KELI From Inkwell, this is the Independent News Drop. It's Saturday, May thirtieth. The time is six a.m. Central. I'm Keli, and Hast is with me.
HAST Good morning. We're leading with something from our Ground News desk — a seven-year-old memo that resurfaced this week, and it matters for how we read current diplomacy.
KELI Back in May of 2017, Trump sat down with Russian officials in the Oval Office. American press was kept out. A Russian state photographer was in the room. And according to a classified memo that leaked, Trump told them he wasn't concerned about election interference because, as he put it, the US does the same in other countries. The memo landed in the press for a few weeks as part of the larger coverage around the Russia investigation. Then it disappeared from the conversation almost entirely.
HAST The structural point here: most newsrooms framed the Russia story as a threat Trump wasn't taking seriously enough. That was the through-line of the Mueller coverage. But this memo showed something different — it showed Trump articulating a specific view. He wasn't dismissing the threat. He was saying American and Russian interference were equivalent, and therefore he saw no reason to treat one as a violation.

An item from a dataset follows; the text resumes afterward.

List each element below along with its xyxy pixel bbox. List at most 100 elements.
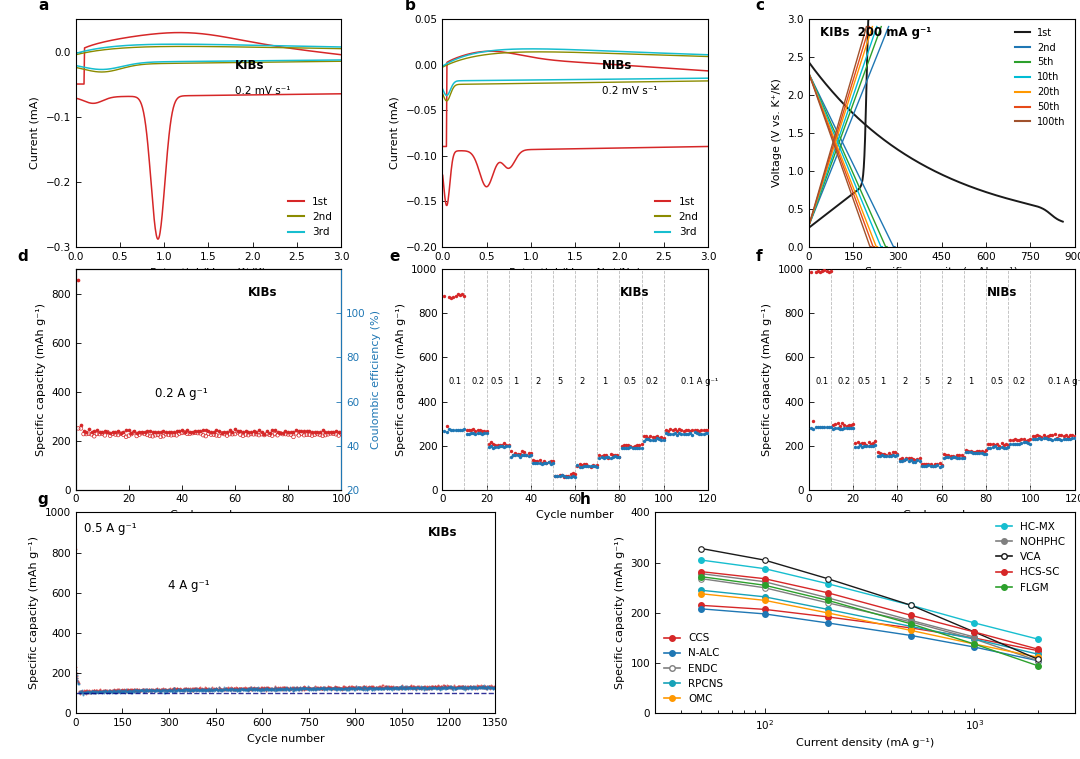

KELI That's a falsifiable point. If that's actually Trump's position, we should see it reflected in how his administration handles Russian operations going forward. We should see it in the kinds of sanctions or counter-measures — or absence of them — that get proposed. And we should hear it echo if he ever addresses the subject directly. Watch the next few weeks of State Department statements on interference allegations. That'll tell you whether this memo was a one-off comment or a window into consistent thinking.
HAST Staying with the region — Tom Barrack, Trump's special envoy for Syria and Iraq, is stepping down from his formal post, according to Secretary of State Rubio. But here's the thing: Barrack's not really leaving. He's moving into an unofficial advisory role on Syria policy, which actually gives him more flexibility and less public scrutiny.
KELI This one's an update to a story that's been moving quietly for months. Barrack's been central to the administration's approach in the Middle East. The formal title change doesn't change the actual influence. It's a reshuffle that looks like a departure.
HAST Different scale entirely, but there's a rescue operation still underway in Laos. Four more men have been freed from a flooded cave system where they were trapped searching for gold. The BBC reports that two of the seven villagers who went into those narrow tunnels on the twentieth of May are still unaccounted for. This has been going for ten days now. The cave system is extremely complex, and water levels are still rising with the season.
KELI On a different continent — Colombia's opening up areas that were off-limits during decades of conflict. The Mavecure Mountains rise out of the Amazon jungle in a region that tourists couldn't safely visit for a long time. Now they're starting to come back, and NPR's been looking at what's there: rare wildlife, indigenous sacred sites, and some extraordinary landscape. It's one of those stories where the news is that something is becoming possible again.
HAST Lighter shift next. The National Transportation Safety Board has a privacy problem they didn't anticipate. Cockpit voice recordings in crash investigations are kept confidential — it's policy to protect pilot dignity and encourage candid communication in the cockpit. But someone used digital imaging technology to reconstruct audio from one of those recordings, and now the NTSB had to temporarily take their entire docket system offline. The question becomes: how do you keep sensitive data private in an age when AI can reconstruct it from images?
KELI Before we close, one date marker. Today is Memorial Day. Seventy years ago this morning, in 1958, two unidentified American servicemen — one killed in World War II, one in Korea — were laid to rest at the Tomb of the Unknown Soldier in Arlington National Cemetery.
HAST That's the Independent News Drop. We'll be back this evening. From Inkwell.